In his statement, Oh said that he remembers a female student “emotionally reporting” what could only be the same incident Ramirez described.
In a letter to Wray on Thursday, Ramirez’s lawyers wrote they are “deeply disappointed” the FBI didn’t pursue the information she provided them. “We can only conclude that the FBI — or those controlling the investigation — did not want to learn the truth behind Ms. Ramirez’s allegations,” her lawyers wrote.
Later in the day, Ramirez's lawyer sent a second letter to Wray, attaching an affidavit from a woman whose name is redacted stating that Ramirez told her about an incident in college when a male classmate exposed himself to Ramirez. Ramirez's lawyer told Wray that they had provided the woman's name to the FBI, and the woman, through her lawyer, had tried to contact the FBI, but the FBI did not interview her.
The initial cloture vote — to end debate on Kavanaugh's nomination — will take place on Friday and needs 50 votes, plus Vice President Mike Pence, to move forward.
If Kavanaugh makes it through the cloture vote on Friday, there will be a final vote this weekend, likely on Saturday.
Republicans can afford to lose only one vote to make it a 50–50 tie. If that happens, Pence will break the tie and vote to confirm Kavanaugh.
It is possible for a senator to vote yes for Friday’s cloture and still vote no on the final vote, though it is unlikely.
Republican Sens. Collins, Lisa Murkowski, and Flake, and Democratic Sen. Joe Manchin are the key, undecided votes. Flake initially said he would support Kavanaugh, but that was before he requested the FBI investigation. The others have remained on the fence.

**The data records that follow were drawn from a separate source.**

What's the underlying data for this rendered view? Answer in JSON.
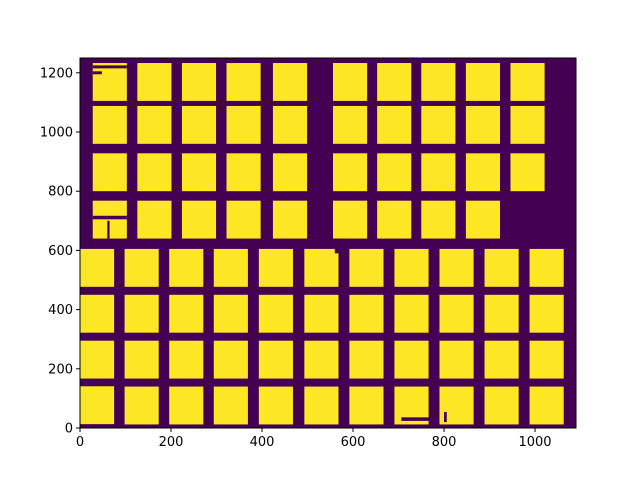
{
  "chart_data": {
    "type": "heatmap",
    "title": "",
    "xlabel": "",
    "ylabel": "",
    "xlim": [
      0,
      1090
    ],
    "ylim": [
      0,
      1250
    ],
    "xticks": [
      0,
      200,
      400,
      600,
      800,
      1000
    ],
    "yticks": [
      0,
      200,
      400,
      600,
      800,
      1000,
      1200
    ],
    "grid": false,
    "legend": "none",
    "colors": {
      "background": "#440154",
      "foreground": "#fde725"
    },
    "description_values": "binary mask: 1 = filled cell (yellow), 0 = background (purple)",
    "cells": [
      [
        0,
        13,
        75,
        128
      ],
      [
        98,
        12,
        75,
        128
      ],
      [
        196,
        12,
        75,
        128
      ],
      [
        294,
        12,
        75,
        128
      ],
      [
        393,
        12,
        75,
        128
      ],
      [
        493,
        12,
        75,
        128
      ],
      [
        592,
        12,
        75,
        128
      ],
      [
        691,
        12,
        75,
        128
      ],
      [
        790,
        12,
        75,
        128
      ],
      [
        889,
        12,
        75,
        128
      ],
      [
        988,
        12,
        75,
        128
      ],
      [
        0,
        167,
        75,
        128
      ],
      [
        98,
        167,
        75,
        128
      ],
      [
        196,
        167,
        75,
        128
      ],
      [
        294,
        167,
        75,
        128
      ],
      [
        393,
        167,
        75,
        128
      ],
      [
        493,
        167,
        75,
        128
      ],
      [
        592,
        167,
        75,
        128
      ],
      [
        691,
        167,
        75,
        128
      ],
      [
        790,
        167,
        75,
        128
      ],
      [
        889,
        167,
        75,
        128
      ],
      [
        988,
        167,
        75,
        128
      ],
      [
        0,
        322,
        75,
        128
      ],
      [
        98,
        322,
        75,
        128
      ],
      [
        196,
        322,
        75,
        128
      ],
      [
        294,
        322,
        75,
        128
      ],
      [
        393,
        322,
        75,
        128
      ],
      [
        493,
        322,
        75,
        128
      ],
      [
        592,
        322,
        75,
        128
      ],
      [
        691,
        322,
        75,
        128
      ],
      [
        790,
        322,
        75,
        128
      ],
      [
        889,
        322,
        75,
        128
      ],
      [
        988,
        322,
        75,
        128
      ],
      [
        0,
        477,
        75,
        128
      ],
      [
        98,
        477,
        75,
        128
      ],
      [
        196,
        477,
        75,
        128
      ],
      [
        294,
        477,
        75,
        128
      ],
      [
        393,
        477,
        75,
        128
      ],
      [
        493,
        477,
        75,
        128
      ],
      [
        592,
        477,
        75,
        128
      ],
      [
        691,
        477,
        75,
        128
      ],
      [
        790,
        477,
        75,
        128
      ],
      [
        889,
        477,
        75,
        128
      ],
      [
        988,
        477,
        75,
        128
      ],
      [
        28,
        640,
        75,
        128
      ],
      [
        126,
        640,
        75,
        128
      ],
      [
        224,
        640,
        75,
        128
      ],
      [
        322,
        640,
        75,
        128
      ],
      [
        424,
        640,
        75,
        128
      ],
      [
        556,
        640,
        75,
        128
      ],
      [
        653,
        640,
        75,
        128
      ],
      [
        750,
        640,
        75,
        128
      ],
      [
        848,
        640,
        75,
        128
      ],
      [
        28,
        800,
        75,
        128
      ],
      [
        126,
        800,
        75,
        128
      ],
      [
        224,
        800,
        75,
        128
      ],
      [
        322,
        800,
        75,
        128
      ],
      [
        424,
        800,
        75,
        128
      ],
      [
        556,
        800,
        75,
        128
      ],
      [
        653,
        800,
        75,
        128
      ],
      [
        750,
        800,
        75,
        128
      ],
      [
        848,
        800,
        75,
        128
      ],
      [
        946,
        800,
        75,
        128
      ],
      [
        28,
        960,
        75,
        128
      ],
      [
        126,
        960,
        75,
        128
      ],
      [
        224,
        960,
        75,
        128
      ],
      [
        322,
        960,
        75,
        128
      ],
      [
        424,
        960,
        75,
        128
      ],
      [
        556,
        960,
        75,
        128
      ],
      [
        653,
        960,
        75,
        128
      ],
      [
        750,
        960,
        75,
        128
      ],
      [
        848,
        960,
        75,
        128
      ],
      [
        946,
        960,
        75,
        128
      ],
      [
        28,
        1105,
        75,
        128
      ],
      [
        126,
        1105,
        75,
        128
      ],
      [
        224,
        1105,
        75,
        128
      ],
      [
        322,
        1105,
        75,
        128
      ],
      [
        424,
        1105,
        75,
        128
      ],
      [
        556,
        1105,
        75,
        128
      ],
      [
        653,
        1105,
        75,
        128
      ],
      [
        750,
        1105,
        75,
        128
      ],
      [
        848,
        1105,
        75,
        128
      ],
      [
        946,
        1105,
        75,
        128
      ]
    ],
    "holes": [
      [
        28,
        1215,
        75,
        10
      ],
      [
        28,
        705,
        75,
        12
      ],
      [
        28,
        1195,
        20,
        10
      ],
      [
        706,
        24,
        82,
        12
      ],
      [
        800,
        20,
        6,
        34
      ],
      [
        60,
        640,
        5,
        60
      ],
      [
        560,
        590,
        9,
        50
      ]
    ]
  }
}
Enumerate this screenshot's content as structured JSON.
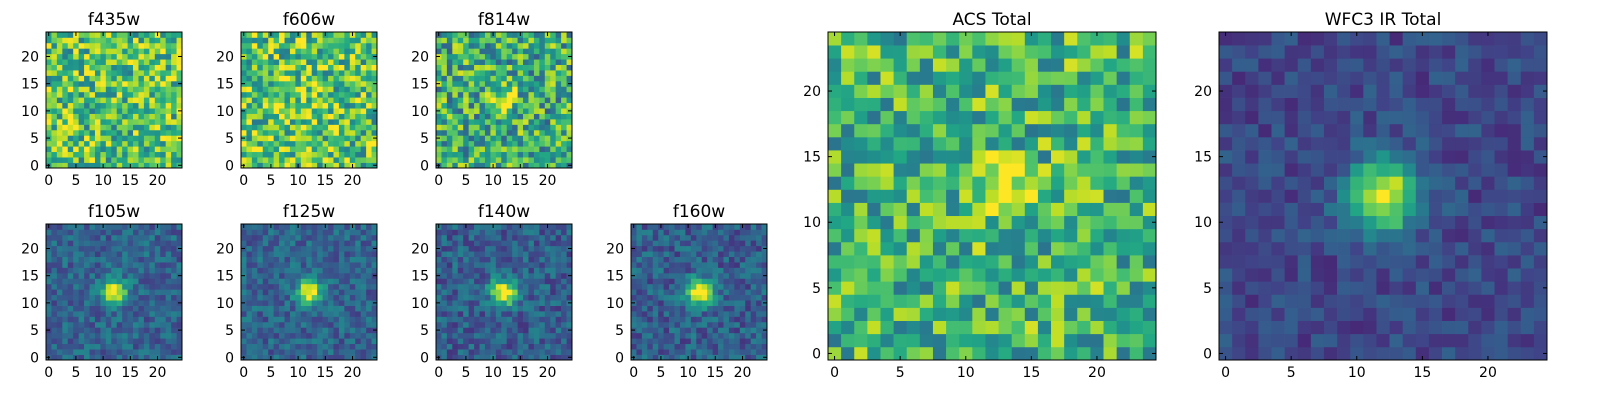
{
  "chart_data": [
    {
      "type": "heatmap",
      "title": "f435w",
      "colormap": "viridis",
      "grid_size": 25,
      "xlim": [
        0,
        24
      ],
      "ylim": [
        0,
        24
      ],
      "xticks": [
        0,
        5,
        10,
        15,
        20
      ],
      "yticks": [
        0,
        5,
        10,
        15,
        20
      ],
      "source_center": [
        12,
        12
      ],
      "source_peak": 0.0,
      "source_width": 2.0,
      "noise_mean": 0.72,
      "noise_amp": 0.32
    },
    {
      "type": "heatmap",
      "title": "f606w",
      "colormap": "viridis",
      "grid_size": 25,
      "xlim": [
        0,
        24
      ],
      "ylim": [
        0,
        24
      ],
      "xticks": [
        0,
        5,
        10,
        15,
        20
      ],
      "yticks": [
        0,
        5,
        10,
        15,
        20
      ],
      "source_center": [
        12,
        12
      ],
      "source_peak": 0.1,
      "source_width": 2.0,
      "noise_mean": 0.72,
      "noise_amp": 0.32
    },
    {
      "type": "heatmap",
      "title": "f814w",
      "colormap": "viridis",
      "grid_size": 25,
      "xlim": [
        0,
        24
      ],
      "ylim": [
        0,
        24
      ],
      "xticks": [
        0,
        5,
        10,
        15,
        20
      ],
      "yticks": [
        0,
        5,
        10,
        15,
        20
      ],
      "source_center": [
        12,
        12
      ],
      "source_peak": 0.35,
      "source_width": 1.6,
      "noise_mean": 0.62,
      "noise_amp": 0.32
    },
    {
      "type": "heatmap",
      "title": "f105w",
      "colormap": "viridis",
      "grid_size": 25,
      "xlim": [
        0,
        24
      ],
      "ylim": [
        0,
        24
      ],
      "xticks": [
        0,
        5,
        10,
        15,
        20
      ],
      "yticks": [
        0,
        5,
        10,
        15,
        20
      ],
      "source_center": [
        12,
        12
      ],
      "source_peak": 0.75,
      "source_width": 1.6,
      "noise_mean": 0.32,
      "noise_amp": 0.14
    },
    {
      "type": "heatmap",
      "title": "f125w",
      "colormap": "viridis",
      "grid_size": 25,
      "xlim": [
        0,
        24
      ],
      "ylim": [
        0,
        24
      ],
      "xticks": [
        0,
        5,
        10,
        15,
        20
      ],
      "yticks": [
        0,
        5,
        10,
        15,
        20
      ],
      "source_center": [
        12,
        12
      ],
      "source_peak": 0.75,
      "source_width": 1.6,
      "noise_mean": 0.32,
      "noise_amp": 0.14
    },
    {
      "type": "heatmap",
      "title": "f140w",
      "colormap": "viridis",
      "grid_size": 25,
      "xlim": [
        0,
        24
      ],
      "ylim": [
        0,
        24
      ],
      "xticks": [
        0,
        5,
        10,
        15,
        20
      ],
      "yticks": [
        0,
        5,
        10,
        15,
        20
      ],
      "source_center": [
        12,
        12
      ],
      "source_peak": 0.75,
      "source_width": 1.7,
      "noise_mean": 0.3,
      "noise_amp": 0.15
    },
    {
      "type": "heatmap",
      "title": "f160w",
      "colormap": "viridis",
      "grid_size": 25,
      "xlim": [
        0,
        24
      ],
      "ylim": [
        0,
        24
      ],
      "xticks": [
        0,
        5,
        10,
        15,
        20
      ],
      "yticks": [
        0,
        5,
        10,
        15,
        20
      ],
      "source_center": [
        12,
        12
      ],
      "source_peak": 0.75,
      "source_width": 1.7,
      "noise_mean": 0.3,
      "noise_amp": 0.15
    },
    {
      "type": "heatmap",
      "title": "ACS Total",
      "colormap": "viridis",
      "grid_size": 25,
      "xlim": [
        0,
        24
      ],
      "ylim": [
        0,
        24
      ],
      "xticks": [
        0,
        5,
        10,
        15,
        20
      ],
      "yticks": [
        0,
        5,
        10,
        15,
        20
      ],
      "source_center": [
        12.5,
        12.5
      ],
      "source_peak": 0.35,
      "source_width": 1.6,
      "noise_mean": 0.66,
      "noise_amp": 0.28
    },
    {
      "type": "heatmap",
      "title": "WFC3 IR Total",
      "colormap": "viridis",
      "grid_size": 25,
      "xlim": [
        0,
        24
      ],
      "ylim": [
        0,
        24
      ],
      "xticks": [
        0,
        5,
        10,
        15,
        20
      ],
      "yticks": [
        0,
        5,
        10,
        15,
        20
      ],
      "source_center": [
        12,
        12
      ],
      "source_peak": 0.78,
      "source_width": 1.9,
      "noise_mean": 0.22,
      "noise_amp": 0.1
    }
  ]
}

Murkowski told reporters Thursday she thinks it is important that all senators have time to review the 100-page FBI report before they vote Friday.
On Wednesday, Collins, Murkowski, and Flake criticized President Donald Trump for comments he made mocking Christine Blasey Ford’s testimony.
Trump, who had previously called Ford’s testimony “credible,” reversed his stance during a rally in Mississippi Tuesday, mocking the gaps in Ford’s recollection of the alleged assault.
On Thursday the president tweeted his support for Kavanaugh, saying, “this great life cannot be ruined by mean & despicable Democrats and totally uncorroborated allegations!”
“This is now the 7th. time the FBI has investigated Judge Kavanaugh,” he added. “If we made it 100, it would still not be good enough for the Obstructionist Democrats.”
Lissandra Villa contributed to this story.